Given the fluidity of sexuality, for example, was this something you thought was a phase, or did you feel pretty convinced this was foundational for your then-son, now daughter?
Borton: That’s a great question. When you talked about sexuality earlier, I thought, I got a lot of feedback from our society at age 2 saying, “Your son is going to be gay.” I thought, that’s the weirdest thing I’ve ever heard, how could you know that?
But i think that’s the box that a lot of us grow up in. we don’t really have a box for thinking in a more mature way about gender and the fluidity and spectrum of that. Most of us are privileged to not have to think about gender for most of our lives. I think that I did fall into, “Oh ok, I have a feminine son and he’ll probably be gay.”
But something really nagged at me because this was an expression of self that came from really deep inside. And when she became old enough to start talking about it, it was these three important things you hear about: insistent, consistent and persistent. She eventually said, “I am a girl. Why are you making me wear boy clothes? Why are you calling me by this name?” We finally got hit over the head and paid attention, thank goodness.
Caller Tanya in Westwood: I’d just like to know if there are resources we can discuss with our child to help them figure out if they’re confused about their gender or where they belong. How can you help a child know they’re not alone?
Olson-Kennedy: : Luckily in Los Angeles, we have some really great resources. Certainly people are welcome to contact us. Another really good contact is the Los Angeles Gender Center, a collection of therapists who work with a lot of gender non-conforming children and transgender youth, but they’re also good places to bring young people and have a forum to talk about their gender.
They do this professionally all day, every day, and know the kinds of conversations to have to help people move forward and get clarity.
I do want to add that in many situations, it’s usually the people around the young person who are confused about the young person’s gender. I think when you’ve been told your entire life, whether it’s the first 3 years, fifteen years, or forty years, that you are one gender based on everybody else’s impression , it’s difficult to assert that you might have a gender that’s different than that.
Isn’t there also potential confusion for the child because they see their own anatomy, but feel so different than what is considered typical for someone with that anatomy. Would there not be some confusion in that?
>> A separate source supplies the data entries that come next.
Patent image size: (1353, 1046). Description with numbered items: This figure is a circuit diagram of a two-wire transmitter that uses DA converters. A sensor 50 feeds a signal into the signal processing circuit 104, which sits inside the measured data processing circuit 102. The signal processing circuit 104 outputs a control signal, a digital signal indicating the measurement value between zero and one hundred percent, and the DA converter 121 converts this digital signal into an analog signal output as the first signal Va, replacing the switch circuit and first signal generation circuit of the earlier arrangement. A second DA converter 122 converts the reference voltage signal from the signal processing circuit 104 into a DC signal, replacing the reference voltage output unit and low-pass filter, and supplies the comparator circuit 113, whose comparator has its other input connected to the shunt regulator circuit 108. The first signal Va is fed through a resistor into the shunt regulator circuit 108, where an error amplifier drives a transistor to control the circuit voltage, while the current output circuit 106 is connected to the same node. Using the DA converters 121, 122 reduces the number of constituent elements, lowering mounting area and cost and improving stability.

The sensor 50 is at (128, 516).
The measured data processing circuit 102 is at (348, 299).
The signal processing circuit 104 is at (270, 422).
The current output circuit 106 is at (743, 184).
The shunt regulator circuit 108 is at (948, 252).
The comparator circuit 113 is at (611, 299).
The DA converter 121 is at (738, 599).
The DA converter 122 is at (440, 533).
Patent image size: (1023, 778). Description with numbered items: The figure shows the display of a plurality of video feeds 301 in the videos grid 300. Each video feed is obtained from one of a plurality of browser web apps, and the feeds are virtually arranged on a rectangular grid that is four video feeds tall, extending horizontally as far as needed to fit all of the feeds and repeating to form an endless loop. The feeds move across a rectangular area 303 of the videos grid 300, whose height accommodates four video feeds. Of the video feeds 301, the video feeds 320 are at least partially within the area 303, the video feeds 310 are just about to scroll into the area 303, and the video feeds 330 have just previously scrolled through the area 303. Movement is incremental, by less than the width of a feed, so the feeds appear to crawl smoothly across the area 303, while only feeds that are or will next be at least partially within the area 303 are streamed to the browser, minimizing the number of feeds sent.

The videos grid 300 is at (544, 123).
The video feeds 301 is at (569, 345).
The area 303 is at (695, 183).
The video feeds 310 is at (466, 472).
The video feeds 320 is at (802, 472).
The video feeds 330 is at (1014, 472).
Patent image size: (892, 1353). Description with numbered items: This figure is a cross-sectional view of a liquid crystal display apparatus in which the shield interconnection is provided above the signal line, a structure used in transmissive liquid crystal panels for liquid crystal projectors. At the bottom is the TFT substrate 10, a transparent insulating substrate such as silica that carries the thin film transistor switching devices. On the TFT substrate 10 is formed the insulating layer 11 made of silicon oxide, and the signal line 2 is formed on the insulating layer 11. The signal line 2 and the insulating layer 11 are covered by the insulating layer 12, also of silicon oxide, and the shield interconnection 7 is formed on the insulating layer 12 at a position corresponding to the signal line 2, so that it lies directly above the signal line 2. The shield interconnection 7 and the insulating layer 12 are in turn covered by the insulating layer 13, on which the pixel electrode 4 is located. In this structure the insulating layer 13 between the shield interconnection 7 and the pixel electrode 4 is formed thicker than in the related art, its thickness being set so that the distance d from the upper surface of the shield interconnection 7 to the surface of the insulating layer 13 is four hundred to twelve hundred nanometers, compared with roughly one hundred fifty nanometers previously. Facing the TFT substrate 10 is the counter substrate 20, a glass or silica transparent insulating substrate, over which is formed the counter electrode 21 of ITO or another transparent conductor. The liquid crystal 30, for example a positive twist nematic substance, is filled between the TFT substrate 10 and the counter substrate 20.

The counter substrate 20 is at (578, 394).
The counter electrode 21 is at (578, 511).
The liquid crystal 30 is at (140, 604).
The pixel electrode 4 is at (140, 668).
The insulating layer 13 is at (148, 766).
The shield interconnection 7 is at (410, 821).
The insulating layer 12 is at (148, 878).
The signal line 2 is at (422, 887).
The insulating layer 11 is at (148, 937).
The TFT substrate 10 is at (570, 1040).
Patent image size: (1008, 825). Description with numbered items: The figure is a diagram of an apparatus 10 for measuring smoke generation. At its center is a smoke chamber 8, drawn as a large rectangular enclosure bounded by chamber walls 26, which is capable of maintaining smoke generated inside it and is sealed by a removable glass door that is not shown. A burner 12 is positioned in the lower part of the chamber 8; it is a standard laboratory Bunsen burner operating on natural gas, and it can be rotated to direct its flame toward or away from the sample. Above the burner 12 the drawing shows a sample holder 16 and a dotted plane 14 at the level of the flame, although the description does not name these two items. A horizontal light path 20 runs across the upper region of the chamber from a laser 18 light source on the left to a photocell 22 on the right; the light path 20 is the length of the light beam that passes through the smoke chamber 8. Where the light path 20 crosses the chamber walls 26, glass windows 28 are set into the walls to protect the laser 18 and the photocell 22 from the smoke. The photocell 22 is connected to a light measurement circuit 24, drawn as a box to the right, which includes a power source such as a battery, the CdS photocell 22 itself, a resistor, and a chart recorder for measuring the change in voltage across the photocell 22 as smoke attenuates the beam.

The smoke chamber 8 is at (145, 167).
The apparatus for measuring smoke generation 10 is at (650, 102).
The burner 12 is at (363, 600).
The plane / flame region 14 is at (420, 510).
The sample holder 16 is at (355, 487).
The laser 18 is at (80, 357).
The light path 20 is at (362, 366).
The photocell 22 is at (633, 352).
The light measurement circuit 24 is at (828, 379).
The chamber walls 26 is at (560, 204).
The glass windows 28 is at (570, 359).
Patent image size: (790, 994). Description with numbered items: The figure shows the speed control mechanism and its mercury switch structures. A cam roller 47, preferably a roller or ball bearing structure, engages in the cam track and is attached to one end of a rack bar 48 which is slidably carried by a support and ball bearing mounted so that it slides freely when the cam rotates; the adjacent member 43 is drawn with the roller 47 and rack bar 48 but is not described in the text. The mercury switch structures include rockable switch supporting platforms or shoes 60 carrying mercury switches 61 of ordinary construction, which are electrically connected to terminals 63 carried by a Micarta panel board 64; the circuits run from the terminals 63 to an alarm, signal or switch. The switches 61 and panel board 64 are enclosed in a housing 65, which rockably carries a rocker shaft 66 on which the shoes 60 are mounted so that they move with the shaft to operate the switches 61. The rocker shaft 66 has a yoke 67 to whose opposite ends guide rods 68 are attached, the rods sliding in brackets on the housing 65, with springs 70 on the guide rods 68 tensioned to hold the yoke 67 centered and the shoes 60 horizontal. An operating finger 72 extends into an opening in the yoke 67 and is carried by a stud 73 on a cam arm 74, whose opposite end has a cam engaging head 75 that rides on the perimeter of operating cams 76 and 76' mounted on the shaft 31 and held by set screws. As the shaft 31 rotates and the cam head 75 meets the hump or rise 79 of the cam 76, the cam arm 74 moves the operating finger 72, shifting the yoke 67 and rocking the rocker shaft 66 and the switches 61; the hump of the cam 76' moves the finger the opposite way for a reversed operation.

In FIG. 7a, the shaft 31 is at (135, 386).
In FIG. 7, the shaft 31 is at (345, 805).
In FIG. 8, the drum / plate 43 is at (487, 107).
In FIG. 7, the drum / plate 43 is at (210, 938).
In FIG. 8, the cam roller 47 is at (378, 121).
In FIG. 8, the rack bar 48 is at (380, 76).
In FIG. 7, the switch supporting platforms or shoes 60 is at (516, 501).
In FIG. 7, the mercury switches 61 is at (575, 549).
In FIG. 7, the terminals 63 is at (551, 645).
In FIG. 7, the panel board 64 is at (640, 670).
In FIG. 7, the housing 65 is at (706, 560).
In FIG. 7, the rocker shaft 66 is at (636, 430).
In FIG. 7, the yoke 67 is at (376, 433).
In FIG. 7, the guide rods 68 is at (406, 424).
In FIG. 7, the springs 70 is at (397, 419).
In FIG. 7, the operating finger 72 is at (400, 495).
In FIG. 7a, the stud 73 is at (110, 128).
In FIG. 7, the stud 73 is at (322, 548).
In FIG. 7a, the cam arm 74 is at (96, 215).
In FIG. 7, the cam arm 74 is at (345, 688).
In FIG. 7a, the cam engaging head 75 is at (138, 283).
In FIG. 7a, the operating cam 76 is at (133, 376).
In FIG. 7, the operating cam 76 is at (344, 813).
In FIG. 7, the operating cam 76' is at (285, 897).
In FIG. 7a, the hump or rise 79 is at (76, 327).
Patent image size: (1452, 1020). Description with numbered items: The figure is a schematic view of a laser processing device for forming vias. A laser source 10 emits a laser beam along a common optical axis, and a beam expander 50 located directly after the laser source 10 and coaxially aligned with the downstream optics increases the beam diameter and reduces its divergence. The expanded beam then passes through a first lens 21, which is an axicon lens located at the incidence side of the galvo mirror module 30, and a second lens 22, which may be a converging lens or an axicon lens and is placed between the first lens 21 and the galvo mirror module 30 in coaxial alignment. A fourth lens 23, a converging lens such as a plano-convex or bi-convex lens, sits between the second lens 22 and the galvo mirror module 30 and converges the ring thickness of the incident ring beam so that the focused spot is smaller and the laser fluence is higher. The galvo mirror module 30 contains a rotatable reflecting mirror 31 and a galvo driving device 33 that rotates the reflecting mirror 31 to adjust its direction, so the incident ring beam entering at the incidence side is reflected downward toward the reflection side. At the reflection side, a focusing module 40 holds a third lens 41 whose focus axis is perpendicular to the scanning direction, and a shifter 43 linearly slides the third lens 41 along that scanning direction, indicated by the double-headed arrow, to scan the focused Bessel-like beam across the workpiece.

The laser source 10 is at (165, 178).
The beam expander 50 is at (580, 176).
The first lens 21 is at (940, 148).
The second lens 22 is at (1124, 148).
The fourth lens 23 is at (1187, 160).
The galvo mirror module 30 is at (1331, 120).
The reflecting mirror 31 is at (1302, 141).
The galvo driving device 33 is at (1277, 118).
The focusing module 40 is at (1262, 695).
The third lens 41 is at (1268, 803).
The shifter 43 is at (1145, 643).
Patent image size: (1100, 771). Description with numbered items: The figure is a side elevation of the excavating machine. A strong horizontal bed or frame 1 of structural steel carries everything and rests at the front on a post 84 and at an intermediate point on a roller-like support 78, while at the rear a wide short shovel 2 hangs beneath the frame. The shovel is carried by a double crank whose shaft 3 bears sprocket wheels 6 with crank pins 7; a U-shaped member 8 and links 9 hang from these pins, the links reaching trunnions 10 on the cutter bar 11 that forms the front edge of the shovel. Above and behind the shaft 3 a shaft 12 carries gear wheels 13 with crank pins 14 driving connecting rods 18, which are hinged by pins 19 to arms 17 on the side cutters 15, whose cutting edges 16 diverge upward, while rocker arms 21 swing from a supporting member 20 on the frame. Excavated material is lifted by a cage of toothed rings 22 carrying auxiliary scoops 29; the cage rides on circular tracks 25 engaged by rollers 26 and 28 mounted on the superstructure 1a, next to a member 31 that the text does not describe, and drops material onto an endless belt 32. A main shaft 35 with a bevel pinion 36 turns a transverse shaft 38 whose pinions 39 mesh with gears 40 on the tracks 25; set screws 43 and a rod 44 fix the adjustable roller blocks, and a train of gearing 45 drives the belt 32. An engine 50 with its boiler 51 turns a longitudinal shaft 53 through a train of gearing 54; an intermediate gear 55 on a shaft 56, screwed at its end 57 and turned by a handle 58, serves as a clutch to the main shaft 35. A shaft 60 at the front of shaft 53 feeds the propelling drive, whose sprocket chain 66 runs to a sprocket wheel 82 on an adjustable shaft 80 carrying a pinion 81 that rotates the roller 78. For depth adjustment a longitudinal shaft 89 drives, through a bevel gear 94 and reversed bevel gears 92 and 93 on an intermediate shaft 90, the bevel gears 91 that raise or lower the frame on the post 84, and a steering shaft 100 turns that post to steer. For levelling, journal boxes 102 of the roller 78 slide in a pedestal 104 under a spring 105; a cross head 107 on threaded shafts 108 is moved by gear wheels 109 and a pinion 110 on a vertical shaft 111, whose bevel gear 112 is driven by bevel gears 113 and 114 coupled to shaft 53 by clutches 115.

Olson-Kennedy: I think so. I think a lot of young people, especially once they've passed that early age of 3 to 5, go through a process of trying to figure that out. And quite honestly, most of the time it’s done online. Young people who use the internet and find their community or other people with a similar experience, do a lot of what I call the “coming in” process. They’re coming in before they coming out. They’re trying to explore and figure out what’s happening for them with those feelings.
Caller Glenn from Pasadena: I’m a parent of a trans child. When our child first started dressing up in girl clothes and playing with girl toys, we were worried it would reflect badly on us because we’re both gay and people would think it’s because of our parenting. But once we got over that and decided it’s not about us, it’s about our kid, we embraced it.
Our child did not choose to transition or identify as girl for a couple of years, she was happy to identify as transgender but wanted to keep the male pronouns and a male name. She’s 6 now and it’s really only been a few months that she’s decided she’s a girl and we’re going with that. She’s transgender because she says she is, if that changes in the future, then we’ll go with that.
This interview has been edited for clarity.